The main pro is less one dependency: less moving parts, easier to run Neon locally/manually, less places to monitor. Fault tolerance for broker disappears, no kuber or something. To me this is a big thing.

Also (though not a big thing) idle watches for inactive timelines disappear: naturally safekeepers learn about compute connection first and start pushing status to pageserver(s), notifying it should pull.

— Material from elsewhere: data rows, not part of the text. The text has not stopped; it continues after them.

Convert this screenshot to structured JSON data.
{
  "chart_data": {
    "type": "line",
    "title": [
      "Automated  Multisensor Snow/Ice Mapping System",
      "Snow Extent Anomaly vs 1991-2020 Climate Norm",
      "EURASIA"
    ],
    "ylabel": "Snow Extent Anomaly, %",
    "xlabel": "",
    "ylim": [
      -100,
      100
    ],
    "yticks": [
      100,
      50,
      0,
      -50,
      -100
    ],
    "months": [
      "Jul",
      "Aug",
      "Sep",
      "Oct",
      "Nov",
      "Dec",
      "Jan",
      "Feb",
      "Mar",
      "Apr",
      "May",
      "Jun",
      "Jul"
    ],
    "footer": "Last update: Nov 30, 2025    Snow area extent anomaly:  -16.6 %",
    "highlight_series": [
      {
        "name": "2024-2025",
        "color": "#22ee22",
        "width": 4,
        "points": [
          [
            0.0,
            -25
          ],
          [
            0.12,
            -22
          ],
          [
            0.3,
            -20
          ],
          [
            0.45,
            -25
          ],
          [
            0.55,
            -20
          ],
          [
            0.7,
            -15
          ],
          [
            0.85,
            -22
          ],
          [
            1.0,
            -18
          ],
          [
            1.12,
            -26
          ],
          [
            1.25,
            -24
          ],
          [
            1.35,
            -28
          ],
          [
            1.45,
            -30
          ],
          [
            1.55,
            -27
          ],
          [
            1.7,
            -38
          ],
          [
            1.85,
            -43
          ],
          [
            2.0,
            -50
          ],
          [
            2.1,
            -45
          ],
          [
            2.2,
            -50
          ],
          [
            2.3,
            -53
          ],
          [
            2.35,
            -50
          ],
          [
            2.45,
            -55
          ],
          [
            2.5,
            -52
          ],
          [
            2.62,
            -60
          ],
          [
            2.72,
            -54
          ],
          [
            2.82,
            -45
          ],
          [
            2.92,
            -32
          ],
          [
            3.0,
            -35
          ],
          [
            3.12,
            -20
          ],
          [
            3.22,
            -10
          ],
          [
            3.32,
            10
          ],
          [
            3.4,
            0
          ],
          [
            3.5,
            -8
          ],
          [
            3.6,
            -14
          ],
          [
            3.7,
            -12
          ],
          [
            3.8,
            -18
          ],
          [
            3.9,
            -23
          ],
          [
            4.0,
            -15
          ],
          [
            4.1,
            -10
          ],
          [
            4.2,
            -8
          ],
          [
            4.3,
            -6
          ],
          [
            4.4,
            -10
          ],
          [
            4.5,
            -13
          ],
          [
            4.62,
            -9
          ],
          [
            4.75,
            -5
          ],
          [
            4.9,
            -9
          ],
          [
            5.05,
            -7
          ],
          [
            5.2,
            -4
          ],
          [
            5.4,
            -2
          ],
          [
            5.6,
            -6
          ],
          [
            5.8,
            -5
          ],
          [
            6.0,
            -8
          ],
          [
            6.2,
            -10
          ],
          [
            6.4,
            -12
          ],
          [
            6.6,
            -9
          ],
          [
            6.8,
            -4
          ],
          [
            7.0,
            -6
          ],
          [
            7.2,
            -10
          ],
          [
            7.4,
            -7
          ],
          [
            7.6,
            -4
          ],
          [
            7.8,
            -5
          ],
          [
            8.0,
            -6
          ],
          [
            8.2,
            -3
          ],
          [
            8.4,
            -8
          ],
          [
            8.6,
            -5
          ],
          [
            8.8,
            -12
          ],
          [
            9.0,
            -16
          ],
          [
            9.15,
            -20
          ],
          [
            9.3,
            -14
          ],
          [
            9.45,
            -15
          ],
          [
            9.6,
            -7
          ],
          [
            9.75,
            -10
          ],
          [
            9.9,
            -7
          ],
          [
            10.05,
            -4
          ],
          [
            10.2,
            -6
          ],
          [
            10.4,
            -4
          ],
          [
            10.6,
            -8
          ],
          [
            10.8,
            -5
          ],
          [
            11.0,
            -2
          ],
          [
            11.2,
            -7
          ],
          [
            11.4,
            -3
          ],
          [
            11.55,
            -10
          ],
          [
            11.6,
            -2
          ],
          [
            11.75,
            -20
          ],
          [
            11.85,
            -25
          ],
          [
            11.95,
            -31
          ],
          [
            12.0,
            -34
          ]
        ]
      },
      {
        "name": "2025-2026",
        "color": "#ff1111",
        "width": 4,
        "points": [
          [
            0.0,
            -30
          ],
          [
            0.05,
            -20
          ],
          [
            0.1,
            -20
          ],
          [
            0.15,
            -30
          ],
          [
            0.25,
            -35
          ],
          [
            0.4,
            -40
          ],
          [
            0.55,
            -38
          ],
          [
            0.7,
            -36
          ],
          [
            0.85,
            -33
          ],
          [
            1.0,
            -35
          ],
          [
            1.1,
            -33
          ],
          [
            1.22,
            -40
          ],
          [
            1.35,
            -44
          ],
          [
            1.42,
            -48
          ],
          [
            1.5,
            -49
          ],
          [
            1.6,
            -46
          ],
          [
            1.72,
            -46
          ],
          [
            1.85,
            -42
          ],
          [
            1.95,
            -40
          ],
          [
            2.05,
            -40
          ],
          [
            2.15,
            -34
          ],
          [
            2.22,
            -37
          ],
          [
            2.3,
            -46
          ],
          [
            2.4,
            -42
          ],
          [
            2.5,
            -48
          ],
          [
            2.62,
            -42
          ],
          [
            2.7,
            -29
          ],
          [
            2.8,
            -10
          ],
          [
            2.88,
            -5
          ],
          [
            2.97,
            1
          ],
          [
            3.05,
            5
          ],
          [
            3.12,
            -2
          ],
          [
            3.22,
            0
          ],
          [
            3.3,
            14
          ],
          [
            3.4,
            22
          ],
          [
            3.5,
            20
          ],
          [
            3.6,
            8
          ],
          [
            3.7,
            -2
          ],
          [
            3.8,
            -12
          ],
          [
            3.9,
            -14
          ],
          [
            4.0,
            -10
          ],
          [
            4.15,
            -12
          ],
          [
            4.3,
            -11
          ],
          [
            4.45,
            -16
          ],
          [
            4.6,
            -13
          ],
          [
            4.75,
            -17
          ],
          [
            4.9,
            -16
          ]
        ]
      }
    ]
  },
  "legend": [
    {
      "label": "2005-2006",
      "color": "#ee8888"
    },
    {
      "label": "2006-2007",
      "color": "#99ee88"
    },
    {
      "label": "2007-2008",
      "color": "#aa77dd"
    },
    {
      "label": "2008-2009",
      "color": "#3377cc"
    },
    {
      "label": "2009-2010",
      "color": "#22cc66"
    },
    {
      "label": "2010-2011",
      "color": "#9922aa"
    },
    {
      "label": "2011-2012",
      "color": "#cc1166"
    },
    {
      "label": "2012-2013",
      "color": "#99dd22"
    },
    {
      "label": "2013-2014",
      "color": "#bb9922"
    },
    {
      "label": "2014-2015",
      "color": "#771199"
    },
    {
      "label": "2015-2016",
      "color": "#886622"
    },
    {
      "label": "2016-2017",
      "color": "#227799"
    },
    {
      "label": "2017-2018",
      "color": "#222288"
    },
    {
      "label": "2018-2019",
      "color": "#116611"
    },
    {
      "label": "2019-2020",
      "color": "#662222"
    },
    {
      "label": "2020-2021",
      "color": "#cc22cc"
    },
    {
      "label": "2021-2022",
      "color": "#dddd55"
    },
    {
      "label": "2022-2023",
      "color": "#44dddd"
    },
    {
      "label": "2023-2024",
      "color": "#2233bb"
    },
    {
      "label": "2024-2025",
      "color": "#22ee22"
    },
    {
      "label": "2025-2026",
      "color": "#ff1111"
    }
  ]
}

Importantly, I think that eventually knowing and persisting peers and pageservers on safekeepers is inevitable:

Knowing peer safekeepers for the timeline is required for correct automatic membership change -- new member set must be hardened on old majority before proceeding. It is required to get rid of sync-safekeepers as well (peer recovery up to flush_lsn).
Knowing pageservers where the timeline is attached is needed to
1. Understand when to shut down activity on the timeline, i.e. push data to the broker. We can have a lot of timelines sleeping quietly which shouldn't occupy resources.
2. Preserve WAL for these (currently we offload to s3 and take it from there, but serving locally is better, and we get one less condition on which WAL can be removed from s3).

I suppose this membership data should be passed to safekeepers directly from the console because

Console is the original source of this data, conceptually this is the simplest way (rather than passing it through compute or something).
We already have similar code for deleting timeline on safekeepers (and attaching/detaching timeline on pageserver), this is a typical action -- queue operation against storage node and execute it until it completes (or timeline is dropped).

Cons of direct communication are

It is more complicated: each safekeeper should maintain set of peers it talks to, and set of timelines for each such peer -- they ought to be multiplexed into single connection.
Totally, we have O(n^2) connections instead of O(n) with broker schema (still O(n) on each node). However, these are relatively stable, async and thus not very expensive, I don't think this is a big problem. Up to 10k storage nodes I doubt connection overhead would be noticeable.

I'd use gRPC for direct communication, and in this sense gRPC based broker is a step towards it.